The patient whose prostate-specific antigen (PSA) level went from 6.1 ng/mL to 4.76 after two weeks of antibiotic therapy (Item 98-11) now has a PSA of 2.89, despite the fact that he received no additional antibiotics. (The absence of cancer was confirmed by a negative biopsy; prostatitis was postulated but never formally diagnosed.) He takes supplementary calcium and activated vitamin D for hypoparathyroidism, and his calcium level has risen (from 7.5 mg/dL to 9.0). Vitamin D levels are still low to low-normal, and his parathyroid hormone is low but detectable. The endocrinologist notes that the hypoparathyroidism may not be lifelong and has advised not taking more than 1,500-1,800 mg of calcium daily. (The patient has taken as much as 2,100-2,400 mg calcium per day during the three to four months when he was not taking the activated form of vitamin D.) Since hypoparathyroid patients on calcium supplementation are known to be at risk for urinary tract stones if their calcium goes too high (>8.0-8.5 mg/dL), could prostate inflammation have caused the elevated PSA? Could the original episode have been subclinical prostatitis?

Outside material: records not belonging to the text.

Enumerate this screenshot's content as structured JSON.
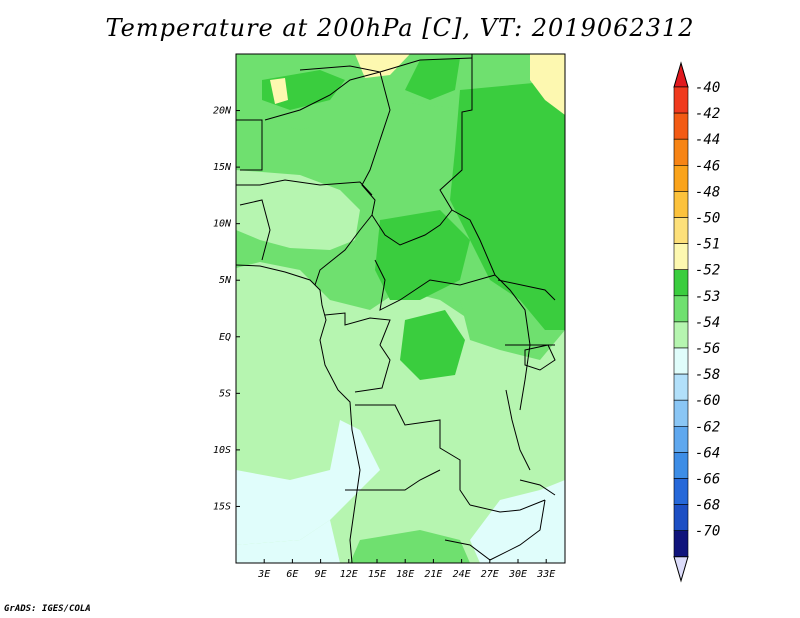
{
  "title": "Temperature at 200hPa [C], VT: 2019062312",
  "footer": "GrADS: IGES/COLA",
  "map": {
    "lon_range": [
      0,
      35
    ],
    "lat_range": [
      -20,
      25
    ],
    "lat_ticks": [
      {
        "value": 20,
        "label": "20N"
      },
      {
        "value": 15,
        "label": "15N"
      },
      {
        "value": 10,
        "label": "10N"
      },
      {
        "value": 5,
        "label": "5N"
      },
      {
        "value": 0,
        "label": "EQ"
      },
      {
        "value": -5,
        "label": "5S"
      },
      {
        "value": -10,
        "label": "10S"
      },
      {
        "value": -15,
        "label": "15S"
      }
    ],
    "lon_ticks": [
      {
        "value": 3,
        "label": "3E"
      },
      {
        "value": 6,
        "label": "6E"
      },
      {
        "value": 9,
        "label": "9E"
      },
      {
        "value": 12,
        "label": "12E"
      },
      {
        "value": 15,
        "label": "15E"
      },
      {
        "value": 18,
        "label": "18E"
      },
      {
        "value": 21,
        "label": "21E"
      },
      {
        "value": 24,
        "label": "24E"
      },
      {
        "value": 27,
        "label": "27E"
      },
      {
        "value": 30,
        "label": "30E"
      },
      {
        "value": 33,
        "label": "33E"
      }
    ]
  },
  "colorbar": {
    "bins": [
      {
        "label": "-40",
        "color": "#f03a1e"
      },
      {
        "label": "-42",
        "color": "#f35b14"
      },
      {
        "label": "-44",
        "color": "#f78414"
      },
      {
        "label": "-46",
        "color": "#faa31a"
      },
      {
        "label": "-48",
        "color": "#fcc23c"
      },
      {
        "label": "-50",
        "color": "#fde07a"
      },
      {
        "label": "-51",
        "color": "#fdf8b0"
      },
      {
        "label": "-52",
        "color": "#3acd3e"
      },
      {
        "label": "-53",
        "color": "#6fe06f"
      },
      {
        "label": "-54",
        "color": "#b6f5b0"
      },
      {
        "label": "-56",
        "color": "#e0fdfb"
      },
      {
        "label": "-58",
        "color": "#b2e0fa"
      },
      {
        "label": "-60",
        "color": "#8ac6f5"
      },
      {
        "label": "-62",
        "color": "#5fa8ef"
      },
      {
        "label": "-64",
        "color": "#3d8de6"
      },
      {
        "label": "-66",
        "color": "#2668d9"
      },
      {
        "label": "-68",
        "color": "#1d4fc4"
      },
      {
        "label": "-70",
        "color": "#10147c"
      }
    ],
    "over_color": "#e1191e",
    "under_color": "#dcdcfa"
  }
}
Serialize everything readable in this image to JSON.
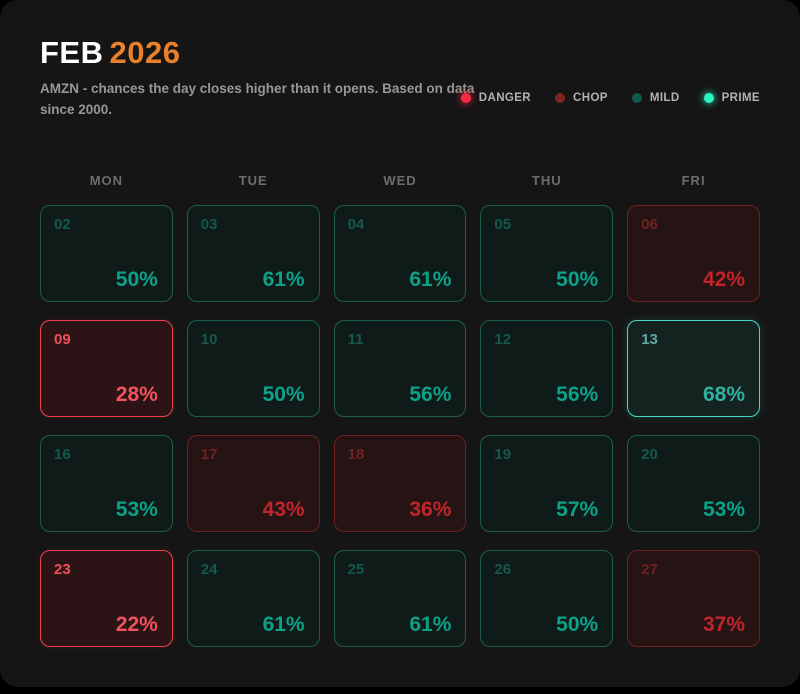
{
  "header": {
    "month": "FEB",
    "year": "2026",
    "subtitle": "AMZN - chances the day closes higher than it opens. Based on data since 2000."
  },
  "colors": {
    "title_year_accent": "#e8802c",
    "danger": "#fb2743",
    "chop": "#7e2523",
    "mild": "#0d5a4b",
    "prime": "#2bf3c1"
  },
  "legend": [
    {
      "label": "DANGER",
      "color": "#fb2743",
      "glow": true
    },
    {
      "label": "CHOP",
      "color": "#7e2523",
      "glow": false
    },
    {
      "label": "MILD",
      "color": "#0d5a4b",
      "glow": false
    },
    {
      "label": "PRIME",
      "color": "#2bf3c1",
      "glow": true
    }
  ],
  "calendar": {
    "weekdays": [
      "MON",
      "TUE",
      "WED",
      "THU",
      "FRI"
    ],
    "days": [
      {
        "day": "02",
        "pct": "50%",
        "category": "mild"
      },
      {
        "day": "03",
        "pct": "61%",
        "category": "mild"
      },
      {
        "day": "04",
        "pct": "61%",
        "category": "mild"
      },
      {
        "day": "05",
        "pct": "50%",
        "category": "mild"
      },
      {
        "day": "06",
        "pct": "42%",
        "category": "chop"
      },
      {
        "day": "09",
        "pct": "28%",
        "category": "danger"
      },
      {
        "day": "10",
        "pct": "50%",
        "category": "mild"
      },
      {
        "day": "11",
        "pct": "56%",
        "category": "mild"
      },
      {
        "day": "12",
        "pct": "56%",
        "category": "mild"
      },
      {
        "day": "13",
        "pct": "68%",
        "category": "prime"
      },
      {
        "day": "16",
        "pct": "53%",
        "category": "mild"
      },
      {
        "day": "17",
        "pct": "43%",
        "category": "chop"
      },
      {
        "day": "18",
        "pct": "36%",
        "category": "chop"
      },
      {
        "day": "19",
        "pct": "57%",
        "category": "mild"
      },
      {
        "day": "20",
        "pct": "53%",
        "category": "mild"
      },
      {
        "day": "23",
        "pct": "22%",
        "category": "danger"
      },
      {
        "day": "24",
        "pct": "61%",
        "category": "mild"
      },
      {
        "day": "25",
        "pct": "61%",
        "category": "mild"
      },
      {
        "day": "26",
        "pct": "50%",
        "category": "mild"
      },
      {
        "day": "27",
        "pct": "37%",
        "category": "chop"
      }
    ]
  }
}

—Jeffrey W. Glassheim, DO, Oshkosh, Wis.

To answer the last question first—yes, asymptomatic prostatitis exists and can raise the PSA, but as was previously noted, the key to that diagnosis is the evaluation of post-prostatic massage fluid revealing >20 WBCs/high-power field. Some patients, as they pass stones through the distal ureter, will complain of urgency and frequency. It might be logical to suppose, then, that such a process could irritate the prostate and cause a false-positive elevation in PSA. In a completely asymptomatic patient, however, it would be difficult to correlate tiny stone passage with prostatic inflammation.